Judul film: Bumi Manusia
Sutradara: Hanung Bramantyo
Produser: Frederica
Pemeran: Iqbal Ramadhan, Mawar De Jongh, Sha Iner Febriyanti, Bryan Domani, dll.
Rilis: 19 Agustus 2019 (Surabaya)
Durasi: 181 menit
Bahasa: Melayu, Belanda, Jawa
Film layar lebar dengan judul Bumi Manusia, yang diadopsi dari novel seorang penulis legendaris di zaman Kolonial yaitu Pramoedya Ananta Toer telah meraih penghargaan Award of Excellence Sinematek Indonesia, telah meraih banyak viewers.
Film yang disutradarai oleh Hanung Bramantyo ini telah lama ditunggu oleh khalayak ramai. Nama Hanung sendiri sudah tersohor di berbagai penjuru sebagai sutradara yang telah menyutradarai banyak film dan menoreh banyak penghargaan sebagai sutradara terbaik. Kepiawaiannya dalam mengatur alur cerita dan lika-liku konflik film-film yang digarapnya membuat setiap film karyanya dinanti-nanti publik.
Sejauh ini film-film garapan Hanung yang mendapat banyak respon positif dari masyarakat diantaranya yaitu, Ayat-ayat cinta, Kartini, Rudy Habibie, Bumi Manusia, dll. Meskipun diantaranya masih ada film yang jadi kontroversi seperti Wanita Berkalung Sorban, dll, namun hal itu tak membuat Hanung berhenti mencetak karyanya.
Bumi Manusia menceritakan kisah Minke, yaitu pribumi putra bangsawan yang bersekolah di HBS, pada saat itu hanya keturunan Eropa, bangsawan, dan pejabat saja yang bisa bersekolah di HBS. Sosok Minke sendiri terinspirasi dari tokoh Tirto Adhi Soerjo (pendiri surat kabar berbahasa Melayu pertama di Indonesia)/ disebut dengan Bapak Pers Nasional.

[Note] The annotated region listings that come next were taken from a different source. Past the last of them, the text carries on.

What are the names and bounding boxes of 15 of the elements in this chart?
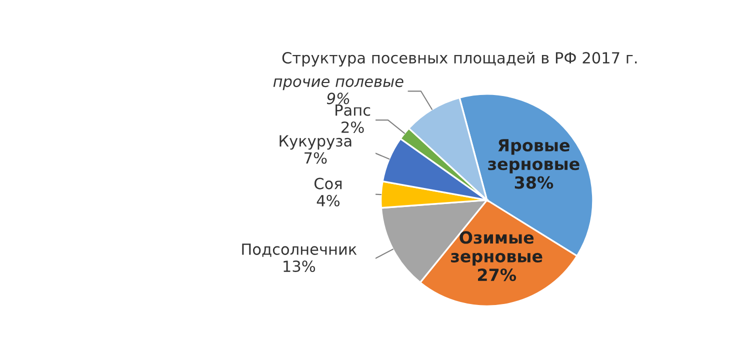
data-label: 13% — [284, 260, 316, 272]
data-label: 9% — [326, 92, 350, 104]
chart-title: Структура посевных площадей в РФ 2017 г. — [282, 52, 637, 67]
data-label: 38% — [514, 176, 554, 189]
slice-label: прочие полевые — [273, 78, 404, 90]
slice-label: Озимые зерновые — [451, 231, 542, 266]
slice-label: Яровые зерновые — [488, 139, 580, 174]
data-label: 27% — [478, 268, 516, 282]
slice-label: Кукуруза — [280, 135, 352, 150]
data-label: 4% — [316, 194, 340, 206]
slice-label: Рапс — [336, 104, 370, 116]
slice-label: Соя — [314, 178, 342, 190]
data-label: 7% — [304, 152, 327, 164]
data-label: 2% — [342, 121, 364, 133]
slice-label: Подсолнечник — [242, 244, 357, 257]
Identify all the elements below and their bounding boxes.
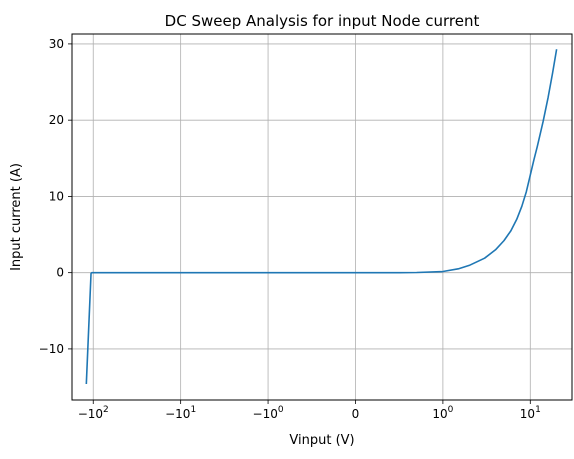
x-tick-label: −102: [78, 405, 109, 421]
series: [85, 49, 558, 385]
chart-title: DC Sweep Analysis for input Node current: [165, 12, 480, 30]
x-tick-label: −101: [165, 405, 196, 421]
x-axis-label: Vinput (V): [289, 433, 354, 448]
y-axis-label: Input current (A): [9, 163, 24, 271]
plot-frame: [71, 33, 573, 401]
x-tick-label: −100: [253, 405, 284, 421]
x-tick-label: 0: [352, 407, 360, 421]
y-ticks: −10 0 10 20 30: [39, 37, 72, 356]
y-tick-label: 0: [56, 266, 64, 280]
y-tick-label: −10: [39, 342, 64, 356]
x-tick-label: 100: [432, 405, 453, 421]
grid: [72, 34, 572, 400]
y-tick-label: 30: [49, 37, 64, 51]
y-tick-label: 20: [49, 113, 64, 127]
series-line: [85, 49, 558, 385]
x-tick-label: 101: [520, 405, 541, 421]
y-tick-label: 10: [49, 189, 64, 203]
x-ticks: −102 −101 −100 0 100 101: [78, 400, 541, 421]
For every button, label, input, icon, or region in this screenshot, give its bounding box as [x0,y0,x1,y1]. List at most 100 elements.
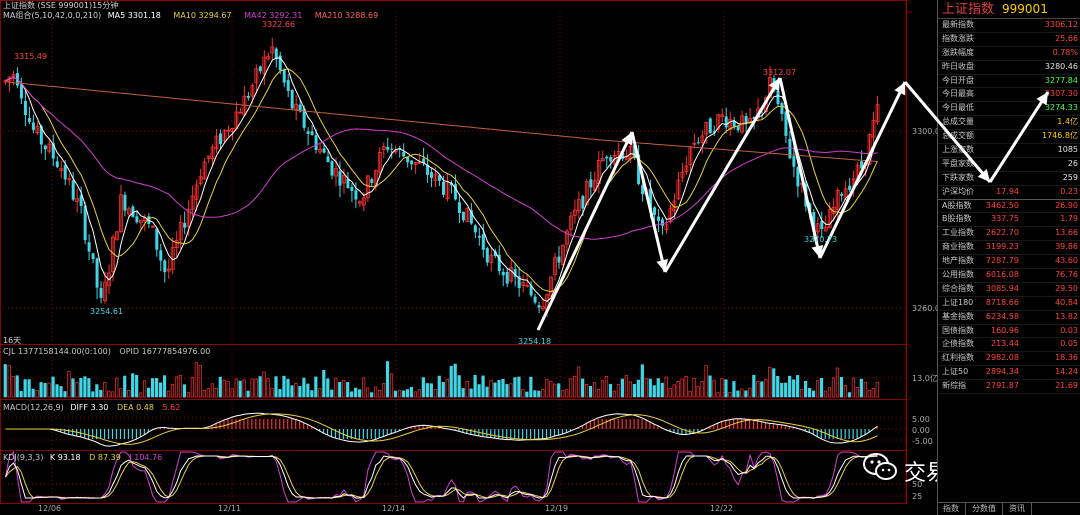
volume-bar [63,391,67,398]
index-label: B股指数 [942,214,972,224]
candle-body [616,151,621,156]
index-row[interactable]: 国债指数 160.96 0.03 [938,325,1080,339]
candle-body [422,158,426,164]
quote-row: 总成交额 1746.8亿 [938,130,1080,145]
volume-bar [338,381,342,398]
quote-value: 3274.33 [1044,103,1078,113]
candle-body [286,80,290,91]
quote-value: 0.78% [1052,47,1078,57]
volume-bar [135,374,139,398]
volume-bar [465,380,469,398]
candle-body [194,184,199,200]
volume-bar [847,392,851,398]
candle-body [354,190,358,200]
candle-body [637,154,641,185]
volume-bar [358,389,362,398]
index-row[interactable]: 红利指数 2982.08 18.36 [938,352,1080,367]
volume-bar [19,391,23,398]
high-label-2: 3322.66 [262,20,296,29]
candle-body [163,260,167,273]
quote-row: 下跌家数 259 [938,172,1080,186]
index-row[interactable]: 地产指数 7287.79 43.60 [938,255,1080,270]
index-label: 地产指数 [942,256,974,266]
index-row[interactable]: 公用指数 6016.08 76.76 [938,269,1080,283]
panel-tab-2[interactable]: 资讯 [1003,503,1032,515]
quote-value: 1746.8亿 [1042,131,1078,141]
volume-bar [55,384,59,398]
trend-arrow-line [778,77,822,259]
index-label: 国债指数 [942,325,974,335]
volume-bar [831,377,836,398]
volume-bar [306,383,310,398]
volume-name: CJL 1377158144.00(0:100) [3,347,111,356]
volume-bar [565,389,569,398]
candle-body [477,235,481,238]
index-label: 红利指数 [942,353,974,363]
quote-label: 总成交量 [942,117,974,127]
volume-bar [529,376,533,398]
candle-body [127,208,131,215]
index-label: 综合指数 [942,283,974,293]
volume-bar [115,377,119,398]
volume-bar [354,387,358,398]
macd-diff-line [5,412,878,447]
volume-bar [222,379,226,398]
date-label-1: 12/11 [218,504,242,513]
panel-tab-0[interactable]: 指数 [937,503,966,515]
hs-avg-row[interactable]: 沪深均价 17.94 0.23 [938,186,1080,200]
volume-bar [421,377,425,398]
candle-body [35,126,40,133]
quote-value: 1085 [1057,145,1078,155]
volume-bar [772,368,776,398]
volume-bar [827,387,832,398]
kline-chart[interactable] [0,0,936,515]
index-row[interactable]: 上证180 8718.66 40.84 [938,297,1080,311]
quote-label: 总成交额 [942,131,974,141]
volume-bar [588,386,593,398]
index-row[interactable]: B股指数 337.75 1.79 [938,213,1080,228]
candle-body [453,184,457,200]
index-row[interactable]: 新综指 2791.87 21.69 [938,380,1080,395]
candle-body [390,148,394,150]
macd-name: MACD(12,26,9) [3,403,64,412]
index-row[interactable]: A股指数 3462.50 26.90 [938,200,1080,214]
candle-body [183,222,187,228]
index-row[interactable]: 工业指数 2622.70 13.66 [938,227,1080,242]
volume-bar [429,383,433,398]
quote-row: 总成交量 1.4亿 [938,116,1080,131]
candle-body [788,138,792,159]
index-value: 2894.34 [985,367,1019,377]
volume-bar [401,390,406,398]
index-row[interactable]: 基金指数 6234.58 13.82 [938,311,1080,325]
candle-body [792,156,796,167]
volume-bar [732,381,736,398]
ma210-line [5,81,878,162]
volume-bar [501,378,505,398]
candle-body [752,116,756,120]
candle-body [461,211,465,221]
candle-body [489,254,494,263]
volume-bar [15,375,19,398]
wechat-icon [863,453,897,480]
chart-area[interactable]: 上证指数 (SSE 999001)15分钟 MA组合(5,10,42,0,0,2… [0,0,945,515]
volume-bar [274,376,278,398]
index-row[interactable]: 综合指数 3085.94 29.50 [938,283,1080,297]
candle-body [142,217,147,221]
volume-bar [569,378,573,398]
index-row[interactable]: 商业指数 3199.23 39.86 [938,241,1080,256]
candle-body [99,287,103,298]
kdj-header: KDJ(9,3,3) K 93.18 D 87.39 J 104.76 [3,453,162,463]
volume-bar [206,388,210,398]
index-row[interactable]: 企债指数 213.44 0.05 [938,338,1080,353]
volume-bar [7,365,11,398]
index-value: 2982.08 [985,353,1019,363]
volume-bar [584,384,589,398]
volume-bar [131,373,135,398]
volume-bar [79,377,83,398]
volume-bar [314,376,318,398]
volume-bar [604,375,609,398]
index-row[interactable]: 上证50 2894.34 14.24 [938,366,1080,381]
candle-body [166,268,171,272]
panel-tab-1[interactable]: 分数值 [966,503,1003,515]
volume-bar [708,375,712,398]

Suatu ketika pertemuan Minke pada seorang Nyai Ontosoroh dan keluarganya membuat pemikirannya mulai berlabuh, di situ lah awal dari petualangannya menjelajah pemikiran Eropa di abad 1898 pada masa kedudukan Hindia Belanda. Kedudukan hukum Eropa yang melibatkannya pada sebuah kasus juga ketidakadilan yang ditegakkan membuatnya berontak, hukum Eropa saat itu sungguh kejam, reputasi seorang Nyai saat itu setara dengan binatang (dianggap tak ber norma kesusilaan dan tak punya hak asasi layaknya manusia) karena statusnya sebagai istri simpanan.
Dalam film ini juga menceritakan kisah cinta Minke dan Annelies (putri Nyai Ontosoroh) yang sempat menjadi kontroversi. Hukum Islam tak berlaku dalam hukum Eropa saat itu. Minke merasa sedih melihat hal itu, juga keadaan pribumi lainnya yang tertindas dan diinjak-injak dalam bangsanya sendiri.

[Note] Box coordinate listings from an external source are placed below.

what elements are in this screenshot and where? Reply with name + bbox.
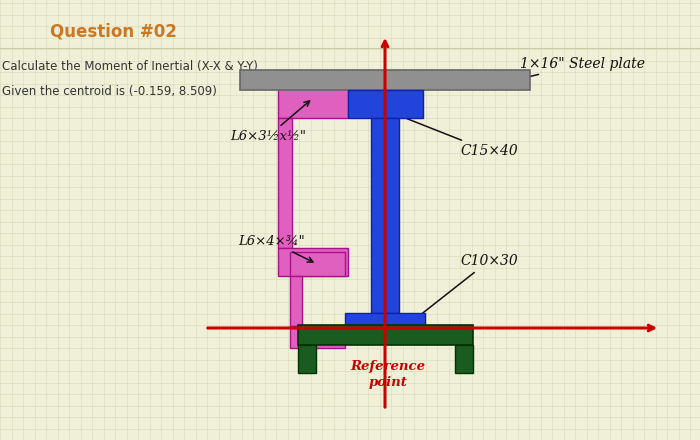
Bar [278, 88, 348, 118]
Text: C15×40: C15×40 [384, 109, 518, 158]
Bar [298, 345, 316, 373]
Text: Question #02: Question #02 [50, 22, 177, 40]
Text: Given the centroid is (-0.159, 8.509): Given the centroid is (-0.159, 8.509) [2, 85, 217, 98]
Bar [290, 252, 345, 276]
Text: Reference
point: Reference point [351, 360, 426, 389]
Bar [290, 326, 345, 348]
Bar [371, 118, 399, 313]
Bar [278, 248, 348, 276]
Bar [290, 276, 302, 326]
Bar [348, 90, 423, 118]
Bar [240, 70, 530, 90]
Text: C10×30: C10×30 [409, 254, 518, 324]
Bar [345, 313, 425, 341]
Text: 1×16" Steel plate: 1×16" Steel plate [519, 57, 645, 81]
Bar [278, 118, 292, 248]
Text: Calculate the Moment of Inertial (X-X & Y-Y): Calculate the Moment of Inertial (X-X & … [2, 60, 258, 73]
Text: L6×4×¾": L6×4×¾" [238, 235, 313, 262]
Bar [455, 345, 473, 373]
Text: L6×3½x½": L6×3½x½" [230, 101, 309, 143]
Bar [298, 325, 473, 345]
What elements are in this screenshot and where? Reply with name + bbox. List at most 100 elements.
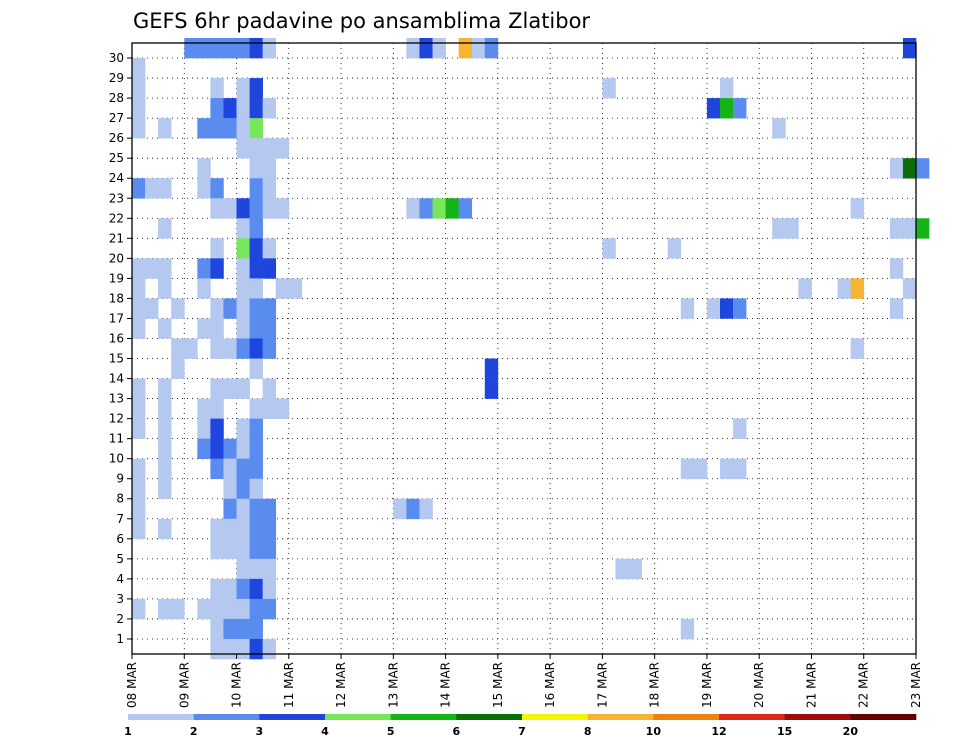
heatmap-cell: [720, 298, 734, 319]
heatmap-cell: [236, 118, 250, 139]
heatmap-cell: [249, 458, 263, 480]
heatmap-cell: [249, 438, 263, 459]
heatmap-cell: [432, 198, 446, 219]
heatmap-cell: [184, 338, 198, 359]
y-tick-label: 13: [109, 392, 124, 406]
heatmap-cell: [772, 218, 786, 239]
heatmap-cell: [132, 518, 146, 540]
heatmap-cell: [249, 238, 263, 259]
y-tick-label: 16: [109, 331, 124, 345]
plot-frame: [131, 42, 917, 655]
x-tick-label: 17 MAR: [595, 662, 609, 708]
heatmap-cell: [197, 278, 211, 299]
colorbar-label: 12: [711, 725, 726, 738]
colorbar-label: 2: [190, 725, 198, 738]
y-tick-label: 8: [116, 492, 124, 506]
heatmap-cell: [210, 178, 224, 199]
heatmap-cell: [132, 318, 146, 339]
heatmap-cell: [602, 238, 616, 259]
colorbar-label: 4: [321, 725, 329, 738]
heatmap-cell: [419, 498, 433, 520]
heatmap-cell: [158, 458, 172, 480]
heatmap-cell: [210, 198, 224, 219]
heatmap-cell: [184, 37, 198, 59]
y-tick-label: 1: [116, 632, 124, 646]
y-tick-label: 10: [109, 452, 124, 466]
heatmap-cell: [171, 298, 185, 319]
heatmap-cell: [223, 98, 237, 119]
heatmap-cell: [837, 278, 851, 299]
heatmap-cell: [210, 418, 224, 439]
heatmap-cell: [132, 498, 146, 520]
heatmap-cell: [628, 558, 642, 580]
heatmap-cell: [132, 78, 146, 99]
heatmap-cell: [772, 118, 786, 139]
heatmap-cell: [249, 618, 263, 640]
heatmap-cell: [406, 498, 420, 520]
colorbar-label: 3: [256, 725, 264, 738]
heatmap-cell: [145, 298, 159, 319]
heatmap-cell: [733, 98, 747, 119]
colorbar-segment: [653, 714, 720, 720]
heatmap-cell: [798, 278, 812, 299]
x-tick-label: 18 MAR: [648, 662, 662, 708]
heatmap-cell: [458, 198, 473, 219]
heatmap-cell: [680, 458, 695, 480]
heatmap-cell: [223, 478, 237, 500]
x-tick-label: 11 MAR: [282, 662, 296, 708]
x-tick-label: 16 MAR: [543, 662, 557, 708]
heatmap-cell: [132, 418, 146, 439]
heatmap-cell: [720, 98, 734, 119]
heatmap-cell: [902, 278, 917, 299]
heatmap-cell: [210, 258, 224, 279]
heatmap-cell: [680, 298, 695, 319]
heatmap-cell: [236, 498, 250, 520]
heatmap-cell: [210, 578, 224, 600]
heatmap-cell: [210, 78, 224, 99]
y-tick-label: 23: [109, 191, 124, 205]
heatmap-cell: [210, 638, 224, 660]
heatmap-cell: [249, 158, 263, 179]
heatmap-cell: [706, 298, 721, 319]
heatmap-cell: [902, 158, 917, 179]
heatmap-cell: [158, 278, 172, 299]
heatmap-cell: [249, 598, 263, 620]
heatmap-cell: [210, 238, 224, 259]
heatmap-cell: [210, 398, 224, 419]
heatmap-cell: [262, 398, 277, 419]
heatmap-cell: [406, 198, 420, 219]
heatmap-cell: [223, 378, 237, 399]
heatmap-cell: [197, 398, 211, 419]
heatmap-cell: [223, 498, 237, 520]
heatmap-cell: [197, 418, 211, 439]
colorbar-segment: [325, 714, 391, 720]
data-cells: [132, 37, 930, 660]
heatmap-cell: [850, 198, 865, 219]
heatmap-cell: [902, 218, 917, 239]
y-tick-label: 20: [109, 251, 124, 265]
heatmap-cell: [693, 458, 708, 480]
heatmap-cell: [236, 618, 250, 640]
colorbar-segment: [719, 714, 785, 720]
heatmap-cell: [249, 198, 263, 219]
heatmap-cell: [132, 378, 146, 399]
y-tick-label: 27: [109, 111, 124, 125]
heatmap-cell: [275, 138, 290, 159]
heatmap-cell: [197, 258, 211, 279]
heatmap-cell: [288, 278, 303, 299]
heatmap-cell: [210, 518, 224, 540]
heatmap-cell: [158, 318, 172, 339]
x-tick-label: 12 MAR: [334, 662, 348, 708]
heatmap-cell: [236, 458, 250, 480]
heatmap-cell: [236, 298, 250, 319]
heatmap-cell: [236, 638, 250, 660]
heatmap-cell: [236, 538, 250, 560]
colorbar-label: 15: [777, 725, 792, 738]
heatmap-cell: [889, 258, 904, 279]
heatmap-cell: [850, 278, 865, 299]
heatmap-cell: [158, 118, 172, 139]
heatmap-cell: [158, 378, 172, 399]
heatmap-cell: [249, 258, 263, 279]
heatmap-cell: [733, 298, 747, 319]
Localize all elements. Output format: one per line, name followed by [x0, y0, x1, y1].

Kecerdasannya dalam menulis membuat Minke berinisiatif menyuarakan penderitaan, rasa ketidakadilan yang diterima baik itu oleh dirinya ataupun pribumi lain seperti Nyai Ontosoroh melalui tulisan yang dimuat di surat kabar, karena ia berpikir dengan menulis tidak akan membuat suaranya padam ditelan angin.
Setting waktu, tempat, maupun suasana dalam film ini sangat menarik. Penggambaran ceritanya membuat penonton seolah-olah masuk dalam abad 18 M., masa kedudukan Belanda di Indonesia. Kualitas gambar dan sound systemnya juga bagus dan penghayatan tokoh dalam film ini juga sesuai, tidak membosankan.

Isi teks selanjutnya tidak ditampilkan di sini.